The expansive park on the western bank of Tamagawa River in Kawasaki, along Odakyu line, is a treat for anyone who ventures out there. The Park offers year-round seasonal activities, flowers, and foliage – including plenty of visible, wild fireflies during the month of June. The boardwalk wraps through the garden, and into the “field of fireflies” for optimal viewing. Open late!
It’s only open for a few days, but it’s likely the most convenient location: Shibuya! The private, indoor and protected botanical garden is proud to have a few in-house fireflies of their own, guaranteed to be flying around during the days listed on their site. Stop by at their recommended time to see a few exotic plants and the glittering bugs flying around.
This is easily one of the best locations within the vicinity of Tokyo to see more than a dozen fireflies. A bit further to reach, but worth the trip – the expansive park has ample wetlands, fields, flower patches, and soft hills in the area.

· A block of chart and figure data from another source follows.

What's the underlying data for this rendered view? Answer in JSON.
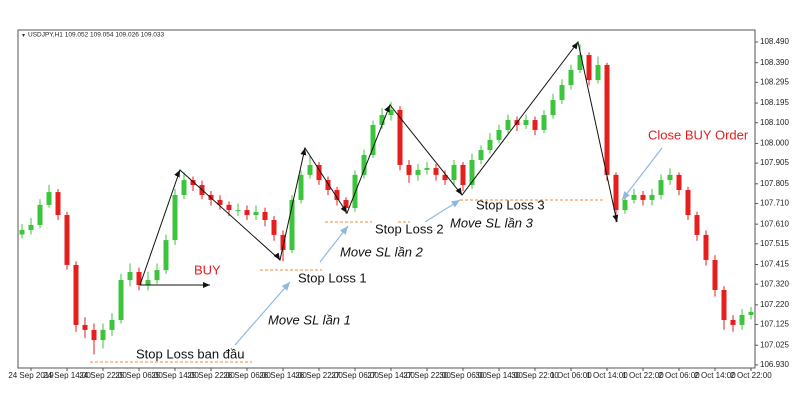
{
  "chart_data": {
    "type": "candlestick",
    "header": "USDJPY,H1 109.052 109.054 109.026 109.033",
    "up_color": "#3cc43c",
    "down_color": "#e51e1e",
    "ylim": [
      106.915,
      108.548
    ],
    "yticks": [
      {
        "value": 108.49,
        "label": "108.490"
      },
      {
        "value": 108.39,
        "label": "108.390"
      },
      {
        "value": 108.295,
        "label": "108.295"
      },
      {
        "value": 108.195,
        "label": "108.195"
      },
      {
        "value": 108.1,
        "label": "108.100"
      },
      {
        "value": 108.0,
        "label": "108.000"
      },
      {
        "value": 107.905,
        "label": "107.905"
      },
      {
        "value": 107.805,
        "label": "107.805"
      },
      {
        "value": 107.71,
        "label": "107.710"
      },
      {
        "value": 107.61,
        "label": "107.610"
      },
      {
        "value": 107.515,
        "label": "107.515"
      },
      {
        "value": 107.415,
        "label": "107.415"
      },
      {
        "value": 107.32,
        "label": "107.320"
      },
      {
        "value": 107.22,
        "label": "107.220"
      },
      {
        "value": 107.125,
        "label": "107.125"
      },
      {
        "value": 107.025,
        "label": "107.025"
      },
      {
        "value": 106.93,
        "label": "106.930"
      }
    ],
    "xticks": [
      {
        "value": 1,
        "label": "24 Sep 2019"
      },
      {
        "value": 5,
        "label": "24 Sep 14:00"
      },
      {
        "value": 9,
        "label": "24 Sep 22:00"
      },
      {
        "value": 13,
        "label": "25 Sep 06:00"
      },
      {
        "value": 17,
        "label": "25 Sep 14:00"
      },
      {
        "value": 21,
        "label": "25 Sep 22:00"
      },
      {
        "value": 25,
        "label": "26 Sep 06:00"
      },
      {
        "value": 29,
        "label": "26 Sep 14:00"
      },
      {
        "value": 33,
        "label": "26 Sep 22:00"
      },
      {
        "value": 37,
        "label": "27 Sep 06:00"
      },
      {
        "value": 41,
        "label": "27 Sep 14:00"
      },
      {
        "value": 45,
        "label": "27 Sep 22:00"
      },
      {
        "value": 49,
        "label": "30 Sep 06:00"
      },
      {
        "value": 53,
        "label": "30 Sep 14:00"
      },
      {
        "value": 57,
        "label": "30 Sep 22:00"
      },
      {
        "value": 61,
        "label": "1 Oct 06:00"
      },
      {
        "value": 65,
        "label": "1 Oct 14:00"
      },
      {
        "value": 69,
        "label": "1 Oct 22:00"
      },
      {
        "value": 73,
        "label": "2 Oct 06:00"
      },
      {
        "value": 77,
        "label": "2 Oct 14:00"
      },
      {
        "value": 81,
        "label": "2 Oct 22:00"
      }
    ],
    "open": [
      107.56,
      107.582,
      107.606,
      107.703,
      107.765,
      107.654,
      107.413,
      107.123,
      107.099,
      107.05,
      107.099,
      107.147,
      107.34,
      107.379,
      107.316,
      107.34,
      107.388,
      107.533,
      107.751,
      107.823,
      107.799,
      107.751,
      107.727,
      107.703,
      107.678,
      107.678,
      107.654,
      107.669,
      107.63,
      107.558,
      107.485,
      107.727,
      107.848,
      107.896,
      107.823,
      107.775,
      107.727,
      107.688,
      107.848,
      107.944,
      108.089,
      108.137,
      108.162,
      107.896,
      107.848,
      107.872,
      107.881,
      107.848,
      107.823,
      107.896,
      107.799,
      107.92,
      107.968,
      108.017,
      108.065,
      108.113,
      108.089,
      108.113,
      108.065,
      108.137,
      108.21,
      108.282,
      108.355,
      108.427,
      108.306,
      108.379,
      107.848,
      107.678,
      107.727,
      107.751,
      107.727,
      107.751,
      107.823,
      107.848,
      107.775,
      107.654,
      107.558,
      107.437,
      107.292,
      107.147,
      107.123,
      107.171
    ],
    "high": [
      107.61,
      107.64,
      107.73,
      107.8,
      107.78,
      107.67,
      107.43,
      107.16,
      107.13,
      107.13,
      107.18,
      107.37,
      107.42,
      107.4,
      107.38,
      107.42,
      107.56,
      107.78,
      107.86,
      107.84,
      107.82,
      107.77,
      107.75,
      107.72,
      107.71,
      107.7,
      107.7,
      107.69,
      107.65,
      107.58,
      107.75,
      107.87,
      107.94,
      107.91,
      107.84,
      107.79,
      107.74,
      107.87,
      107.97,
      108.11,
      108.17,
      108.2,
      108.18,
      107.92,
      107.9,
      107.91,
      107.9,
      107.87,
      107.92,
      107.91,
      107.95,
      107.99,
      108.05,
      108.09,
      108.14,
      108.13,
      108.14,
      108.13,
      108.16,
      108.24,
      108.31,
      108.38,
      108.48,
      108.44,
      108.42,
      108.39,
      107.86,
      107.75,
      107.78,
      107.77,
      107.78,
      107.85,
      107.88,
      107.86,
      107.79,
      107.67,
      107.58,
      107.46,
      107.31,
      107.17,
      107.2,
      107.21
    ],
    "low": [
      107.54,
      107.56,
      107.59,
      107.69,
      107.63,
      107.39,
      107.09,
      107.06,
      106.98,
      107.01,
      107.07,
      107.13,
      107.31,
      107.29,
      107.29,
      107.32,
      107.37,
      107.51,
      107.73,
      107.77,
      107.73,
      107.7,
      107.68,
      107.65,
      107.65,
      107.63,
      107.63,
      107.6,
      107.53,
      107.43,
      107.47,
      107.71,
      107.83,
      107.8,
      107.75,
      107.7,
      107.66,
      107.67,
      107.83,
      107.93,
      108.07,
      108.11,
      107.87,
      107.81,
      107.82,
      107.85,
      107.82,
      107.8,
      107.8,
      107.77,
      107.78,
      107.9,
      107.95,
      108.0,
      108.05,
      108.06,
      108.07,
      108.04,
      108.05,
      108.12,
      108.19,
      108.26,
      108.34,
      108.28,
      108.29,
      107.82,
      107.62,
      107.66,
      107.71,
      107.7,
      107.7,
      107.73,
      107.8,
      107.75,
      107.63,
      107.53,
      107.41,
      107.26,
      107.1,
      107.09,
      107.1,
      107.15
    ],
    "close": [
      107.582,
      107.606,
      107.703,
      107.765,
      107.654,
      107.413,
      107.123,
      107.099,
      107.05,
      107.099,
      107.147,
      107.34,
      107.379,
      107.316,
      107.34,
      107.388,
      107.533,
      107.751,
      107.823,
      107.799,
      107.751,
      107.727,
      107.703,
      107.678,
      107.678,
      107.654,
      107.669,
      107.63,
      107.558,
      107.485,
      107.727,
      107.848,
      107.896,
      107.823,
      107.775,
      107.727,
      107.688,
      107.848,
      107.944,
      108.089,
      108.137,
      108.162,
      107.896,
      107.848,
      107.872,
      107.881,
      107.848,
      107.823,
      107.896,
      107.799,
      107.92,
      107.968,
      108.017,
      108.065,
      108.113,
      108.089,
      108.113,
      108.065,
      108.137,
      108.21,
      108.282,
      108.355,
      108.427,
      108.306,
      108.379,
      107.848,
      107.678,
      107.727,
      107.751,
      107.727,
      107.751,
      107.823,
      107.848,
      107.775,
      107.654,
      107.558,
      107.437,
      107.292,
      107.147,
      107.123,
      107.171,
      107.186
    ],
    "annotations": [
      "BUY",
      "Close BUY Order",
      "Stop Loss ban đầu",
      "Move SL lần 1",
      "Stop Loss 1",
      "Move SL lần 2",
      "Stop Loss 2",
      "Move SL lần 3",
      "Stop Loss 3"
    ]
  }
}
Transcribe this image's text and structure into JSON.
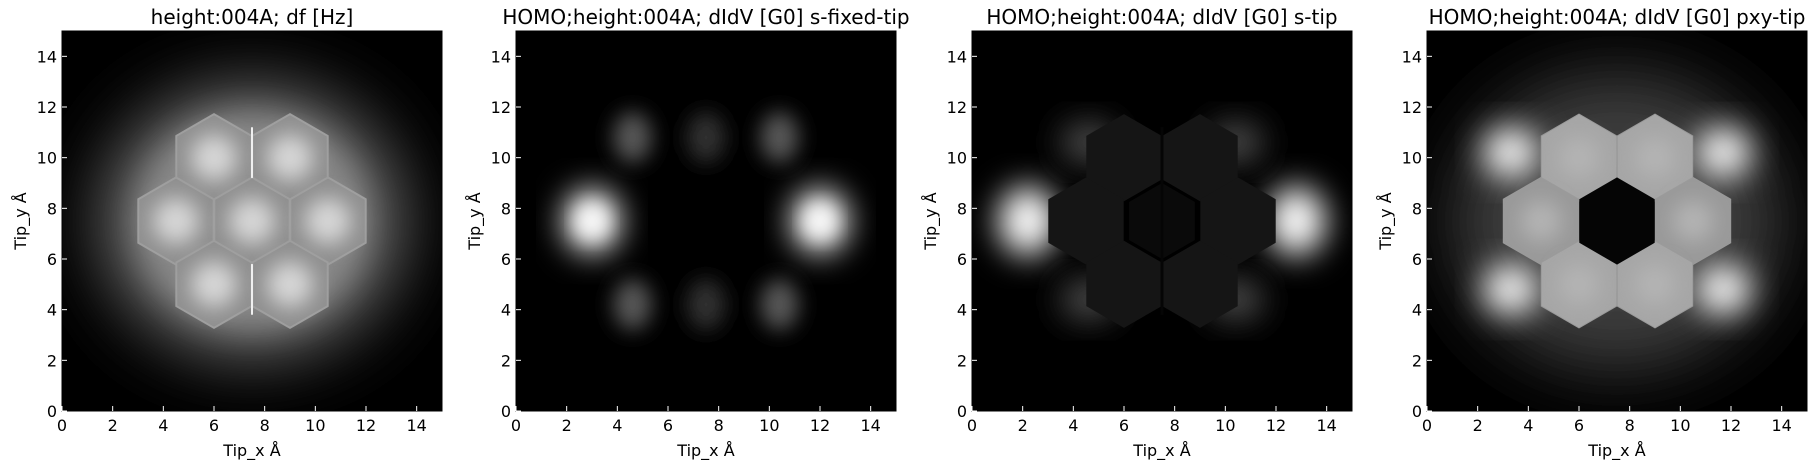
{
  "chart_data": [
    {
      "type": "heatmap",
      "title": "height:004A; df [Hz]",
      "xlabel": "Tip_x Å",
      "ylabel": "Tip_y Å",
      "xlim": [
        0,
        15
      ],
      "ylim": [
        0,
        15
      ],
      "xticks": [
        "0",
        "2",
        "4",
        "6",
        "8",
        "10",
        "12",
        "14"
      ],
      "yticks": [
        "0",
        "2",
        "4",
        "6",
        "8",
        "10",
        "12",
        "14"
      ],
      "colormap": "gray",
      "pattern": "df-hexagons",
      "features": [
        {
          "x": 6.0,
          "y": 10.0
        },
        {
          "x": 9.0,
          "y": 10.0
        },
        {
          "x": 4.5,
          "y": 7.5
        },
        {
          "x": 7.5,
          "y": 7.5
        },
        {
          "x": 10.5,
          "y": 7.5
        },
        {
          "x": 6.0,
          "y": 5.0
        },
        {
          "x": 9.0,
          "y": 5.0
        }
      ]
    },
    {
      "type": "heatmap",
      "title": "HOMO;height:004A; dIdV [G0] s-fixed-tip",
      "xlabel": "Tip_x Å",
      "ylabel": "Tip_y Å",
      "xlim": [
        0,
        15
      ],
      "ylim": [
        0,
        15
      ],
      "xticks": [
        "0",
        "2",
        "4",
        "6",
        "8",
        "10",
        "12",
        "14"
      ],
      "yticks": [
        "0",
        "2",
        "4",
        "6",
        "8",
        "10",
        "12",
        "14"
      ],
      "colormap": "gray",
      "pattern": "lobes",
      "features": [
        {
          "x": 3.0,
          "y": 7.5,
          "v": 1.0
        },
        {
          "x": 12.0,
          "y": 7.5,
          "v": 1.0
        },
        {
          "x": 4.6,
          "y": 10.8,
          "v": 0.35
        },
        {
          "x": 10.4,
          "y": 10.8,
          "v": 0.35
        },
        {
          "x": 4.6,
          "y": 4.2,
          "v": 0.35
        },
        {
          "x": 10.4,
          "y": 4.2,
          "v": 0.35
        },
        {
          "x": 7.5,
          "y": 10.8,
          "v": 0.2
        },
        {
          "x": 7.5,
          "y": 4.2,
          "v": 0.2
        }
      ]
    },
    {
      "type": "heatmap",
      "title": "HOMO;height:004A; dIdV [G0] s-tip",
      "xlabel": "Tip_x Å",
      "ylabel": "Tip_y Å",
      "xlim": [
        0,
        15
      ],
      "ylim": [
        0,
        15
      ],
      "xticks": [
        "0",
        "2",
        "4",
        "6",
        "8",
        "10",
        "12",
        "14"
      ],
      "yticks": [
        "0",
        "2",
        "4",
        "6",
        "8",
        "10",
        "12",
        "14"
      ],
      "colormap": "gray",
      "pattern": "s-tip",
      "features": [
        {
          "x": 2.2,
          "y": 7.5,
          "v": 1.0
        },
        {
          "x": 12.8,
          "y": 7.5,
          "v": 1.0
        },
        {
          "x": 4.6,
          "y": 10.6,
          "v": 0.3
        },
        {
          "x": 10.4,
          "y": 10.6,
          "v": 0.3
        },
        {
          "x": 4.6,
          "y": 4.4,
          "v": 0.3
        },
        {
          "x": 10.4,
          "y": 4.4,
          "v": 0.3
        }
      ]
    },
    {
      "type": "heatmap",
      "title": "HOMO;height:004A; dIdV [G0] pxy-tip",
      "xlabel": "Tip_x Å",
      "ylabel": "Tip_y Å",
      "xlim": [
        0,
        15
      ],
      "ylim": [
        0,
        15
      ],
      "xticks": [
        "0",
        "2",
        "4",
        "6",
        "8",
        "10",
        "12",
        "14"
      ],
      "yticks": [
        "0",
        "2",
        "4",
        "6",
        "8",
        "10",
        "12",
        "14"
      ],
      "colormap": "gray",
      "pattern": "pxy-tip",
      "features": [
        {
          "x": 6.0,
          "y": 10.0,
          "v": 0.65
        },
        {
          "x": 9.0,
          "y": 10.0,
          "v": 0.65
        },
        {
          "x": 4.5,
          "y": 7.5,
          "v": 0.6
        },
        {
          "x": 10.5,
          "y": 7.5,
          "v": 0.6
        },
        {
          "x": 6.0,
          "y": 5.0,
          "v": 0.65
        },
        {
          "x": 9.0,
          "y": 5.0,
          "v": 0.65
        },
        {
          "x": 3.3,
          "y": 10.2,
          "v": 1.0
        },
        {
          "x": 11.7,
          "y": 10.2,
          "v": 1.0
        },
        {
          "x": 3.3,
          "y": 4.8,
          "v": 1.0
        },
        {
          "x": 11.7,
          "y": 4.8,
          "v": 1.0
        }
      ]
    }
  ]
}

About a ten or fifteen-minute-walk from the nearest station (Nakayama), but free entry and plenty of space to wander and see your own. Park staff are eager to give tips and show you the prime locations to see them. Show up early!
When you’re looking to see an abundance of wild fireflies, it’s best to go beyond city limits. Hachioji’s Yuyake Kuyake Village offers an authentic camping experience, horseback riding, nature adventures, and, in June, firefly viewing. Bring the family and enjoy a weekend on the grounds with other outdoorsy types, and get your fill of nature’s beauty at the village.
The earliest of all of the places on our list listed places – the first week of June – but a good one for those closer to Yokohama. The small garden opens up on select days and for limited time only for visitors to see their fireflies float around. Great for a date and paired with some nearby “things to do” in Yokohama as well.
A bit north of the Hachijoji firefly park, but this one comes with a fully-fledged festival, too. The Fussa Festival is an annual event that attracts thousands of people, who are all clamoring to see the hundreds of fireflies in the nearby park. The festival has all of the works of a traditional summer festival: taiko performances, a parade, great “yaki” food, and a sea of yukata-wearing-goers. Probably is the most crowded of all of the locations, but likely to be the most fun, as well.